Knowledge Discovery Ingest

Knowledge Discovery Ingest refers to the tools that allow you to retrieve data from your external repositories, process them, and index them into Knowledge Discovery.

The ingest process includes:

  • Connectors. Each supported repository has a connector, which can use the appropriate repository API to view and extract your data. There is a connector for each repository, rather than file type. For example, the file system connector retrieves data from a file system, and the Web connector retrieves data from web sites, and both connectors retrieve all file types from the repository.

  • File Content Extraction. File Content Extraction processes documents in their native format. It can detect the formats of different files, so that you can route them for appropriate processing. It also extracts text from many file formats, so that you can index the text into Knowledge Discovery.

  • Additional Processing. You can include many additional processes, such as Eduction, or media analysis, to enrich your data and extract more useful content from different files.

  • Workflow Management. Knowledge Discovery manages the documents going through the system, routes documents to different places according to rules that you can configure, and manages the process of indexing into your Content component indexes.

Knowledge Discovery provides two different ways to manage ingestion:

  • Knowledge Discovery NiFi Ingest, based on Apache NiFi, uses a graphical user interface to help you easily set up and configure your ingest chain.
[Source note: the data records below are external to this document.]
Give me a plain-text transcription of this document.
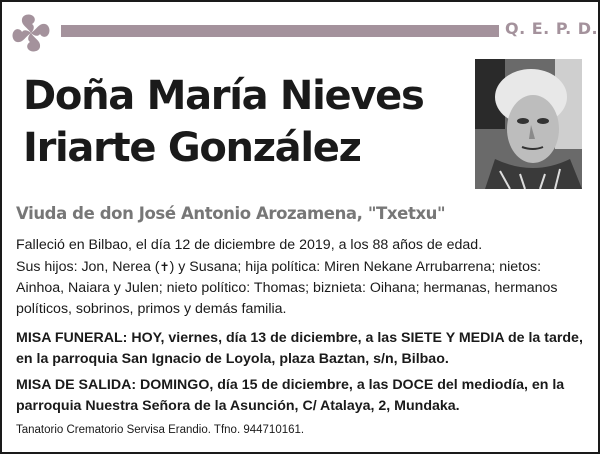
Q. E. P. D.
Doña María Nieves
Iriarte González
Viuda de don José Antonio Arozamena, "Txetxu"
Falleció en Bilbao, el día 12 de diciembre de 2019, a los 88 años de edad.
Sus hijos: Jon, Nerea (✝) y Susana; hija política: Miren Nekane Arrubarrena; nietos: Ainhoa, Naiara y Julen; nieto político: Thomas; biznieta: Oihana; hermanas, hermanos políticos, sobrinos, primos y demás familia.
MISA FUNERAL: HOY, viernes, día 13 de diciembre, a las SIETE Y MEDIA de la tarde, en la parroquia San Ignacio de Loyola, plaza Baztan, s/n, Bilbao.
MISA DE SALIDA: DOMINGO, día 15 de diciembre, a las DOCE del mediodía, en la parroquia Nuestra Señora de la Asunción, C/ Atalaya, 2, Mundaka.
Tanatorio Crematorio Servisa Erandio. Tfno. 944710161.
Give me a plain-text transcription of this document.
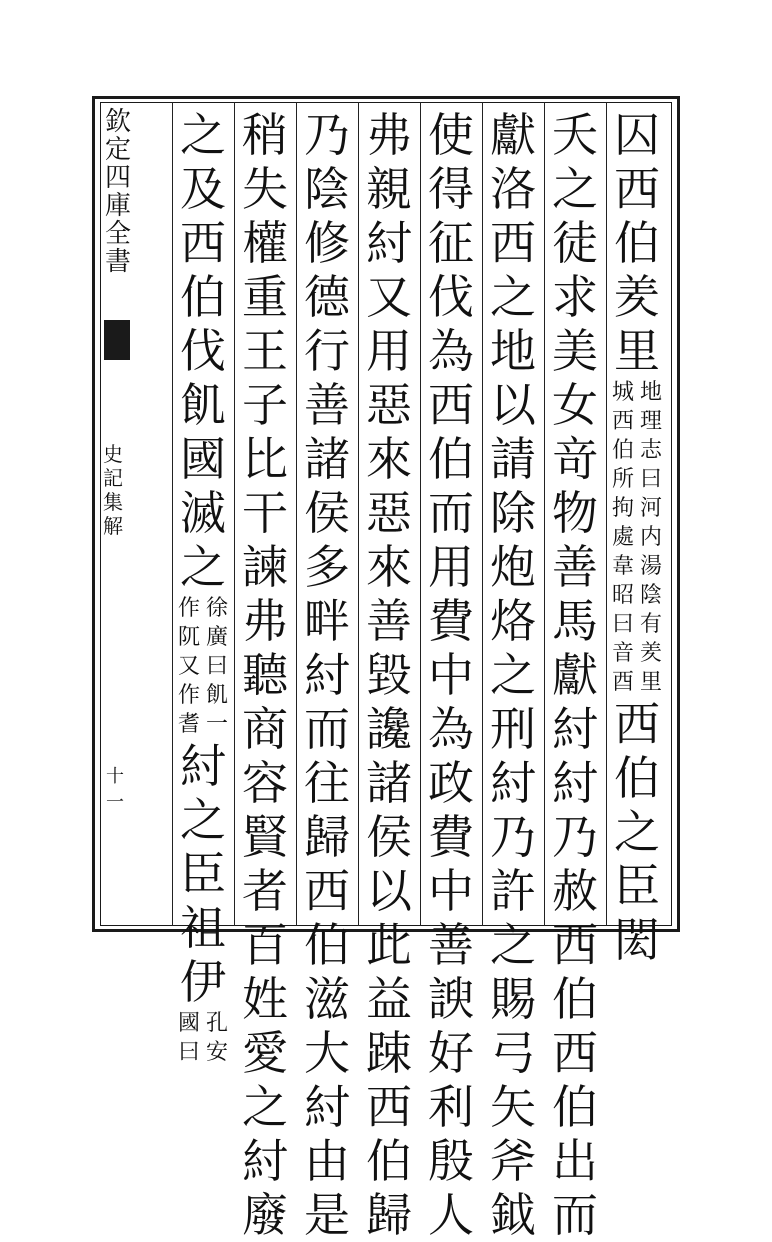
欽
定
四
庫
全
書
史
記
集
解
十一
囚
西
伯
羑
里
地
理
志
曰
河
内
湯
陰
有
羑
里
城
西
伯
所
拘
處
韋
昭
曰
音
酉
西
伯
之
臣
閎
夭
之
徒
求
美
女
竒
物
善
馬
獻
紂
紂
乃
赦
西
伯
西
伯
出
而
獻
洛
西
之
地
以
請
除
炮
烙
之
刑
紂
乃
許
之
賜
弓
矢
斧
鉞
使
得
征
伐
為
西
伯
而
用
費
中
為
政
費
中
善
諛
好
利
殷
人
弗
親
紂
又
用
惡
來
惡
來
善
毀
讒
諸
侯
以
此
益
踈
西
伯
歸
乃
陰
修
德
行
善
諸
侯
多
畔
紂
而
往
歸
西
伯
滋
大
紂
由
是
稍
失
權
重
王
子
比
干
諫
弗
聽
商
容
賢
者
百
姓
愛
之
紂
廢
之
及
西
伯
伐
飢
國
滅
之
徐
廣
曰
飢
一
作
阢
又
作
耆
紂
之
臣
祖
伊
孔
安
國
曰
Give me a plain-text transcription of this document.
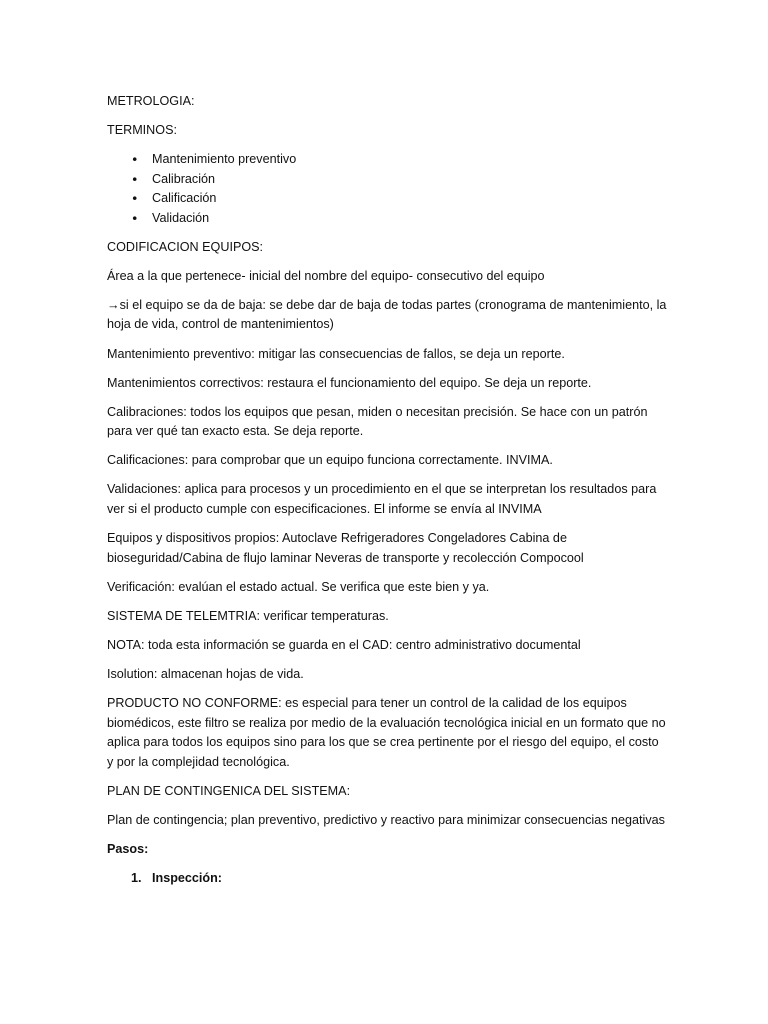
METROLOGIA:

TERMINOS:

• Mantenimiento preventivo
• Calibración
• Calificación
• Validación

CODIFICACION EQUIPOS:

Área a la que pertenece- inicial del nombre del equipo- consecutivo del equipo

→si el equipo se da de baja: se debe dar de baja de todas partes (cronograma de mantenimiento, la hoja de vida, control de mantenimientos)

Mantenimiento preventivo: mitigar las consecuencias de fallos, se deja un reporte.

Mantenimientos correctivos: restaura el funcionamiento del equipo. Se deja un reporte.

Calibraciones: todos los equipos que pesan, miden o necesitan precisión. Se hace con un patrón para ver qué tan exacto esta. Se deja reporte.

Calificaciones: para comprobar que un equipo funciona correctamente. INVIMA.

Validaciones: aplica para procesos y un procedimiento en el que se interpretan los resultados para ver si el producto cumple con especificaciones. El informe se envía al INVIMA

Equipos y dispositivos propios: Autoclave Refrigeradores Congeladores Cabina de bioseguridad/Cabina de flujo laminar Neveras de transporte y recolección Compocool

Verificación: evalúan el estado actual. Se verifica que este bien y ya.

SISTEMA DE TELEMTRIA: verificar temperaturas.

NOTA: toda esta información se guarda en el CAD: centro administrativo documental

Isolution: almacenan hojas de vida.

PRODUCTO NO CONFORME: es especial para tener un control de la calidad de los equipos biomédicos, este filtro se realiza por medio de la evaluación tecnológica inicial en un formato que no aplica para todos los equipos sino para los que se crea pertinente por el riesgo del equipo, el costo y por la complejidad tecnológica.

PLAN DE CONTINGENICA DEL SISTEMA:

Plan de contingencia; plan preventivo, predictivo y reactivo para minimizar consecuencias negativas

Pasos:

1. Inspección:
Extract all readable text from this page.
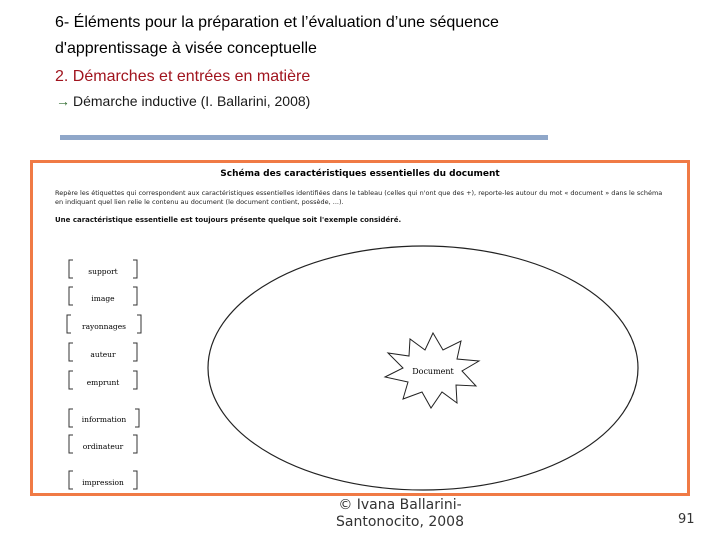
6- Éléments pour la préparation et l’évaluation d’une séquence
d'apprentissage à visée conceptuelle
2. Démarches et entrées en matière
→ Démarche inductive (I. Ballarini, 2008)
Schéma des caractéristiques essentielles du document
Repère les étiquettes qui correspondent aux caractéristiques essentielles identifiées dans le tableau (celles qui n'ont que des +), reporte-les autour du mot « document » dans le schéma en indiquant quel lien relie le contenu au document (le document contient, possède, ...).
Une caractéristique essentielle est toujours présente quelque soit l'exemple considéré.
support
image
rayonnages
auteur
emprunt
information
ordinateur
impression
Document
© Ivana Ballarini-
Santonocito, 2008	91
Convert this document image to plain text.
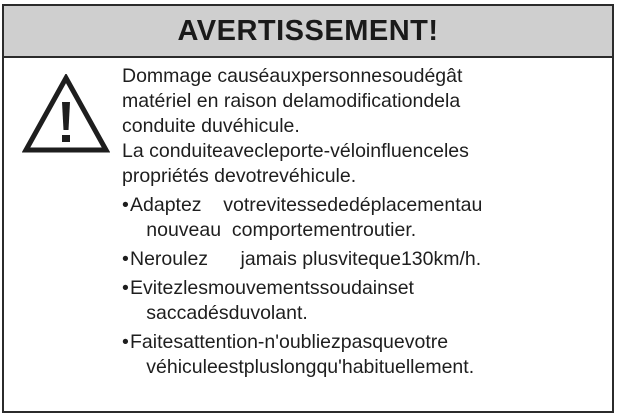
AVERTISSEMENT!

Dommage causéauxpersonnesoudégât
matériel en raison delamodificationdela
conduite duvéhicule.

La conduiteavecleporte-véloinfluenceles
propriétés devotrevéhicule.

• Adaptez    votrevitessededéplacementau
nouveau  comportementroutier.
• Neroulez      jamais plusviteque130km/h.
• Evitezlesmouvementssoudainset
saccadésduvolant.
• Faitesattention-n'oubliezpasquevotre
véhiculeestpluslongqu'habituellement.
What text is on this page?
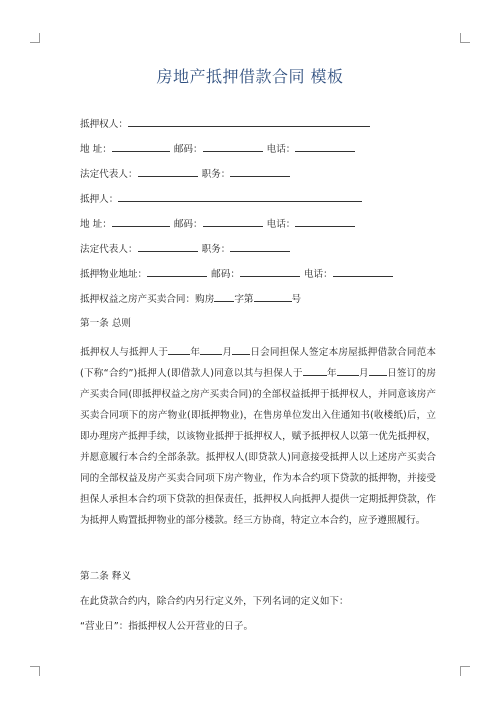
房地产抵押借款合同 模板
抵押权人：
地 址：	邮码：	电话：
法定代表人：	职务：
抵押人：
地 址：	邮码：	电话：
法定代表人：	职务：
抵押物业地址：	邮码：	电话：
抵押权益之房产买卖合同：购房 字第	号
第一条 总则

抵押权人与抵押人于 年 月 日会同担保人签定本房屋抵押借款合同范本(下称“合约”)抵押人(即借款人)同意以其与担保人于	年 月 日签订的房产买卖合同(即抵押权益之房产买卖合同)的全部权益抵押于抵押权人，并同意该房产买卖合同项下的房产物业(即抵押物业)，在售房单位发出入住通知书(收楼纸)后，立即办理房产抵押手续，以该物业抵押于抵押权人，赋予抵押权人以第一优先抵押权，并愿意履行本合约全部条款。抵押权人(即贷款人)同意接受抵押人以上述房产买卖合同的全部权益及房产买卖合同项下房产物业，作为本合约项下贷款的抵押物，并接受担保人承担本合约项下贷款的担保责任，抵押权人向抵押人提供一定期抵押贷款，作为抵押人购置抵押物业的部分楼款。经三方协商，特定立本合约，应予遵照履行。

第二条 释义
在此贷款合约内，除合约内另行定义外，下列名词的定义如下：
“营业日”：指抵押权人公开营业的日子。
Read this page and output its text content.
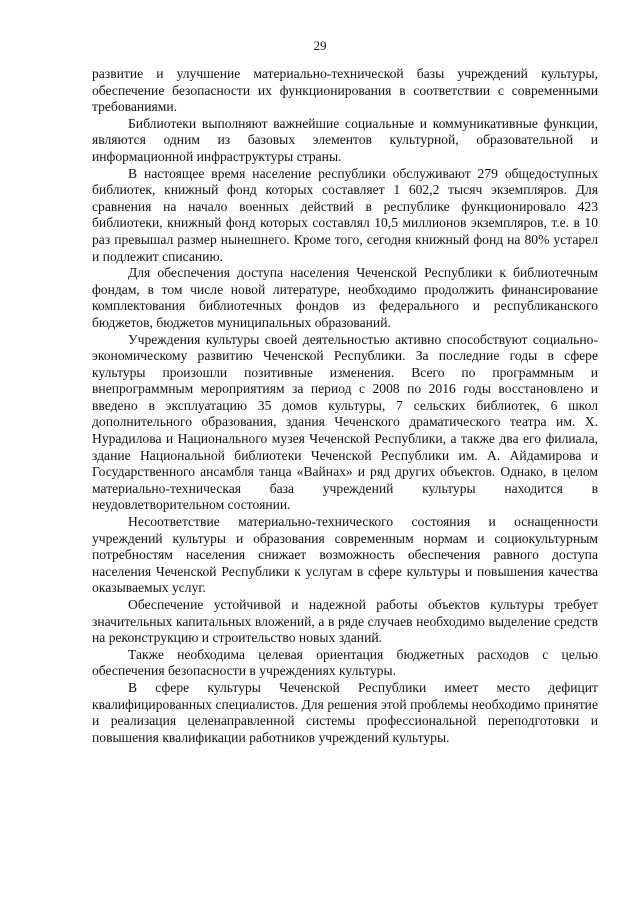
29

развитие и улучшение материально-технической базы учреждений культуры, обеспечение безопасности их функционирования в соответствии с современными требованиями.

Библиотеки выполняют важнейшие социальные и коммуникативные функции, являются одним из базовых элементов культурной, образовательной и информационной инфраструктуры страны.

В настоящее время население республики обслуживают 279 общедоступных библиотек, книжный фонд которых составляет 1 602,2 тысяч экземпляров. Для сравнения на начало военных действий в республике функционировало 423 библиотеки, книжный фонд которых составлял 10,5 миллионов экземпляров, т.е. в 10 раз превышал размер нынешнего. Кроме того, сегодня книжный фонд на 80% устарел и подлежит списанию.

Для обеспечения доступа населения Чеченской Республики к библиотечным фондам, в том числе новой литературе, необходимо продолжить финансирование комплектования библиотечных фондов из федерального и республиканского бюджетов, бюджетов муниципальных образований.

Учреждения культуры своей деятельностью активно способствуют социально-экономическому развитию Чеченской Республики. За последние годы в сфере культуры произошли позитивные изменения. Всего по программным и внепрограммным мероприятиям за период с 2008 по 2016 годы восстановлено и введено в эксплуатацию 35 домов культуры, 7 сельских библиотек, 6 школ дополнительного образования, здания Чеченского драматического театра им. Х. Нурадилова и Национального музея Чеченской Республики, а также два его филиала, здание Национальной библиотеки Чеченской Республики им. А. Айдамирова и Государственного ансамбля танца «Вайнах» и ряд других объектов. Однако, в целом материально-техническая база учреждений культуры находится в неудовлетворительном состоянии.

Несоответствие материально-технического состояния и оснащенности учреждений культуры и образования современным нормам и социокультурным потребностям населения снижает возможность обеспечения равного доступа населения Чеченской Республики к услугам в сфере культуры и повышения качества оказываемых услуг.

Обеспечение устойчивой и надежной работы объектов культуры требует значительных капитальных вложений, а в ряде случаев необходимо выделение средств на реконструкцию и строительство новых зданий.

Также необходима целевая ориентация бюджетных расходов с целью обеспечения безопасности в учреждениях культуры.

В сфере культуры Чеченской Республики имеет место дефицит квалифицированных специалистов. Для решения этой проблемы необходимо принятие и реализация целенаправленной системы профессиональной переподготовки и повышения квалификации работников учреждений культуры.
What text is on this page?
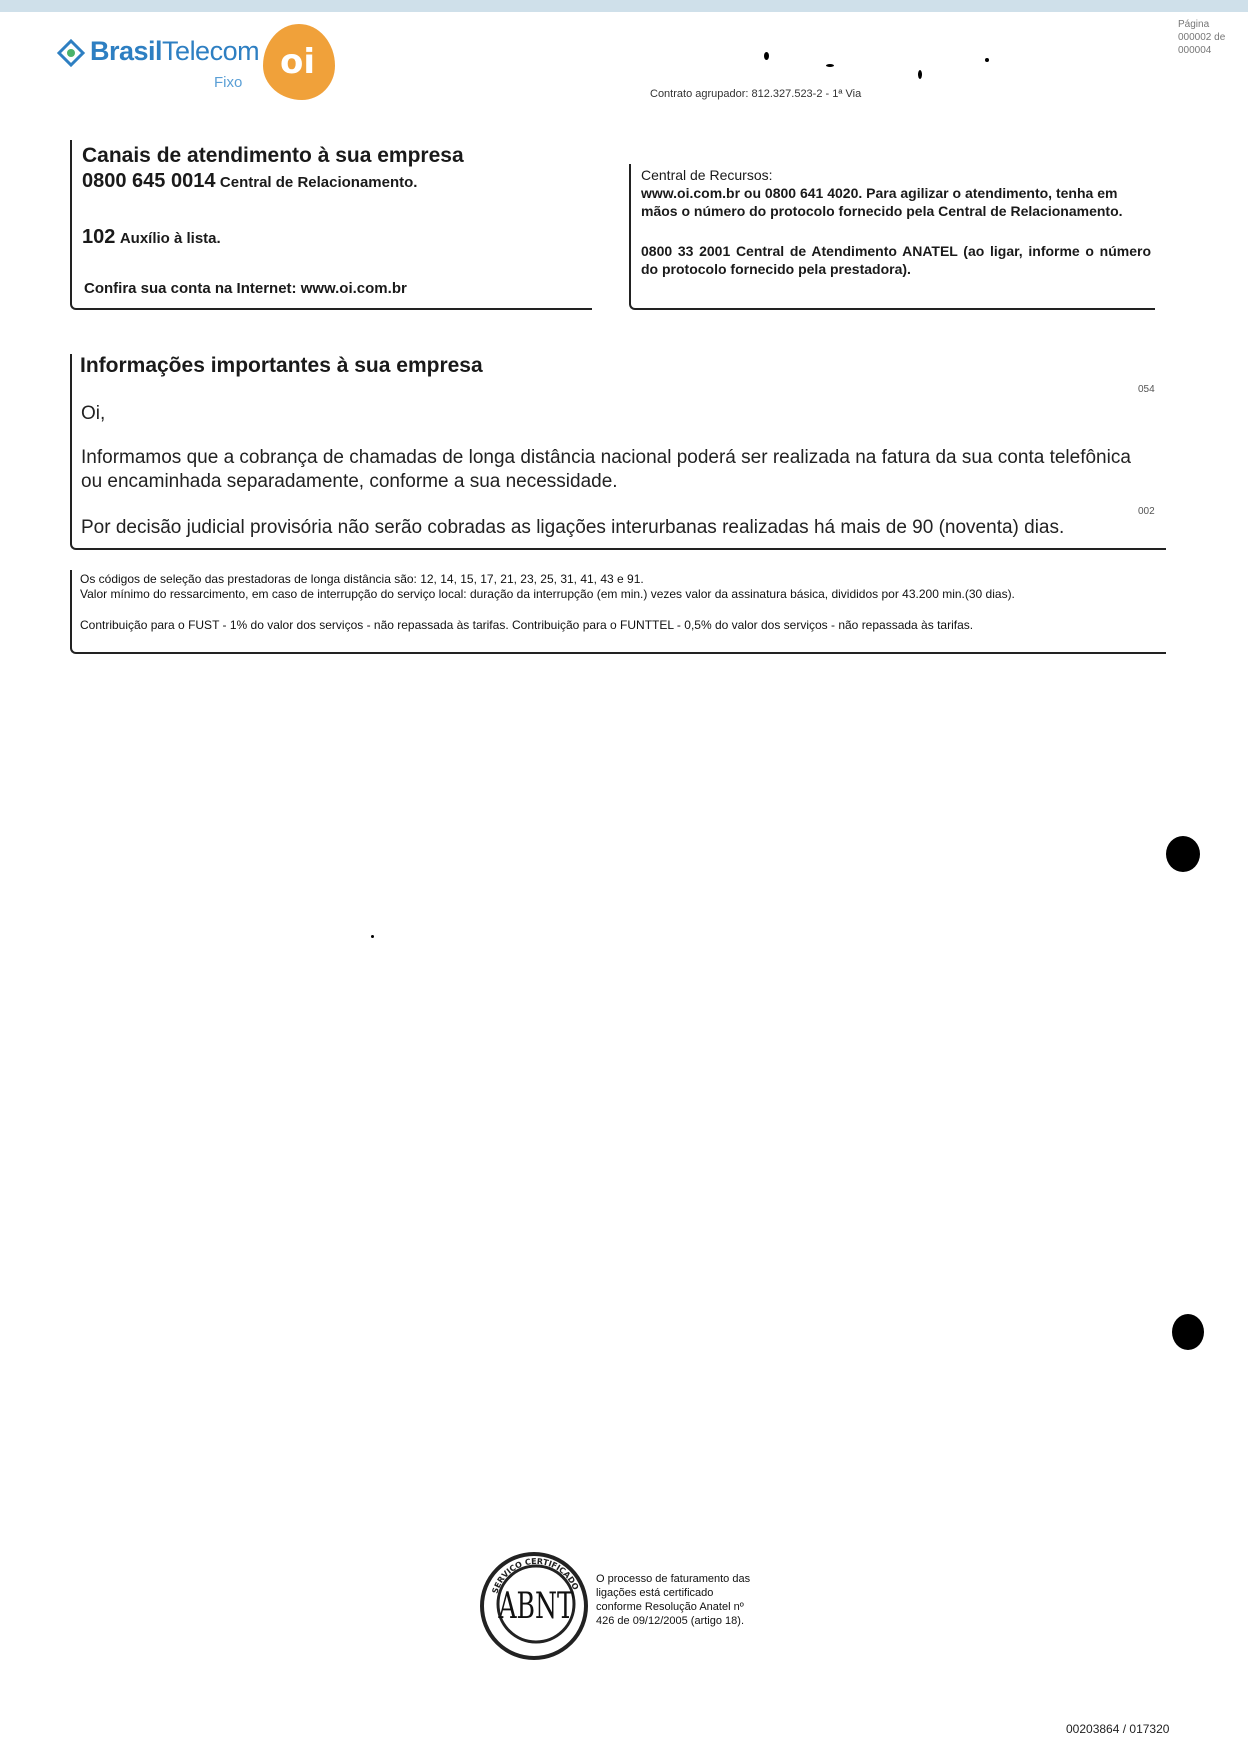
BrasilTelecom
Fixo
oi
Página
000002 de
000004
Contrato agrupador: 812.327.523-2 - 1ª Via
Canais de atendimento à sua empresa
0800 645 0014 Central de Relacionamento.
102 Auxílio à lista.
Confira sua conta na Internet: www.oi.com.br
Central de Recursos:
www.oi.com.br ou 0800 641 4020. Para agilizar o atendimento, tenha em mãos o número do protocolo fornecido pela Central de Relacionamento.
0800 33 2001 Central de Atendimento ANATEL (ao ligar, informe o número do protocolo fornecido pela prestadora).
Informações importantes à sua empresa
054
Oi,
Informamos que a cobrança de chamadas de longa distância nacional poderá ser realizada na fatura da sua conta telefônica ou encaminhada separadamente, conforme a sua necessidade.
002
Por decisão judicial provisória não serão cobradas as ligações interurbanas realizadas há mais de 90 (noventa) dias.
Os códigos de seleção das prestadoras de longa distância são: 12, 14, 15, 17, 21, 23, 25, 31, 41, 43 e 91.
Valor mínimo do ressarcimento, em caso de interrupção do serviço local: duração da interrupção (em min.) vezes valor da assinatura básica, divididos por 43.200 min.(30 dias).
Contribuição para o FUST - 1% do valor dos serviços - não repassada às tarifas. Contribuição para o FUNTTEL - 0,5% do valor dos serviços - não repassada às tarifas.
SERVIÇO CERTIFICADO
ABNT
O processo de faturamento das ligações está certificado conforme Resolução Anatel nº 426 de 09/12/2005 (artigo 18).
00203864 / 017320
Connectors, File Content Extraction, and many additional enrichment and processing components are available as NiFi processors, so you can run your whole ingest process in one place.

  • Connector Framework Server (CFS), is an older system based on ACI servers. In this case, the connectors are available as additional ACI servers. File Content Extraction and Eduction are embedded in the CFS component, but you must install additional ACI servers to include other processing, such as media analysis.

NiFi Ingest

OpenText recommends that you use NiFi Ingest to manage your ingest workflow. NiFi is generally faster than CFS, as well as easier to configure and manage, and more extendable.

To use NiFi Ingest, you install Apache NiFi and the NiFi Ingest package. You can then use the NiFi user interface on a Web browser to set up a workflow. You can easily create quite complex ingest chains to manage all your different data formats and repositories, and index the resulting documents into Knowledge Discovery.

You can include as many different Knowledge Discovery processors as you want to use in your ingest process. Many are available as part of the standard NiFi ingest installation, and others are available as downloads with the associated Knowledge Discovery components, which you simply add to your NiFi installation directory.

For a small system, you might only need to install a single NiFi Ingest instance, For a larger system, or where you need to ensure reliability, you can create a NiFi cluster, with multiple NiFi Ingest components with the same workflow. You can use this option to:

  • provide failover if one of the instances becomes inaccessible.

  • improve throughput in large systems, so that you can run the same ingest process on multiple servers, to improve the resources available.

For more information, refer to the NiFi Ingest Help.

Connector Framework Server

The Connector Framework Server (CFS) is an ACI server, which you configure with a configuration file.

In this case, the connectors are also separate ACI server components, which you must configure separately. Similarly, if you want to use media analysis, you must install Media Server separately.

The number of connectors and CFS components that you need depends on the number of repositories you want to collect data from, and the amount of processing that you want to do. For example:

  • To index content from a few small repositories, where the repositories do not change very often, you might set all your connectors up to send content to the same CFS, which indexes into the Content component.

  • To index content from repositories that change regularly (generating a large number of new files and updates), or very large repositories, you might use a CFS for each individual connector.

For more information, see Install Knowledge Discovery, and refer to the Connector Framework Server Help, as well as the Help for the individual connectors.